The L.A. facility, opened in September, is Avery’s third, following fairly similar ones in Germany and Ohio. The idea is to grab business early on by offering services that small and emerging brands usually can’t afford but desperately need.

Brands can send their graphic designers to the center to quickly create all the different types of labels they need: ones that carry information about materials and care instructions; simple price tags; and fancier tags that display a brand’s name and logo – think of the labels tacked on the pocket or waistline of a pair of jeans.
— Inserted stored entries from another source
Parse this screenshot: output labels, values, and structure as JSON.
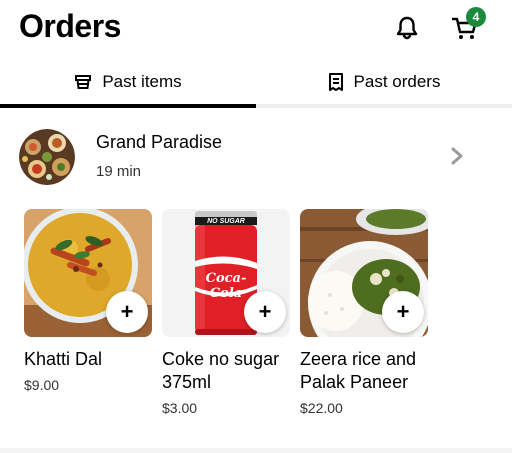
{
  "header": {
    "title": "Orders",
    "cart_count": "4"
  },
  "tabs": [
    {
      "label": "Past items",
      "icon": "basket-icon",
      "active": true
    },
    {
      "label": "Past orders",
      "icon": "receipt-icon",
      "active": false
    }
  ],
  "store": {
    "name": "Grand Paradise",
    "time": "19 min"
  },
  "items": [
    {
      "name": "Khatti  Dal",
      "price": "$9.00",
      "image": "khatti-dal"
    },
    {
      "name": "Coke no sugar 375ml",
      "price": "$3.00",
      "image": "coke-can",
      "can_small_text": "NO SUGAR",
      "can_logo": "Coca-Cola"
    },
    {
      "name": "Zeera rice and Palak Paneer",
      "price": "$22.00",
      "image": "rice-palak"
    }
  ],
  "colors": {
    "accent": "#000000",
    "badge": "#1b8a3d",
    "can_red": "#e01f26"
  }
}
They can pull from Avery’s on-site materials to mock up hang tags, instantly print samples that might otherwise take weeks to produce and get advice from Avery’s experts on complex labeling rules that vary by state and country.

Those services are more in demand as manufacturers and designers spend more time and money on labeling as a way to stand out from competition and to comply with ever-stricter disclosure requirements, said Gary Garfield, a 20-year veteran in label manufacturing and owner of California Label Products in Los Angeles and Gardena.

“People just want more information on them: Retailers want price, manufacturers want logos, customers want sizes,” Garfield said. “It becomes an all-encompassing item.”

Given that increased attention on labeling, Avery’s strategy makes sense to Kim Zablocky, founder of the Retail Value Chain Federation in South Plainfield, N.J., which helps settle labeling issues between brands and retailers. He called Avery’s centers a simple and innovative marketing tool and said Avery is the only labeling company large enough to attempt this kind of marketing strategy.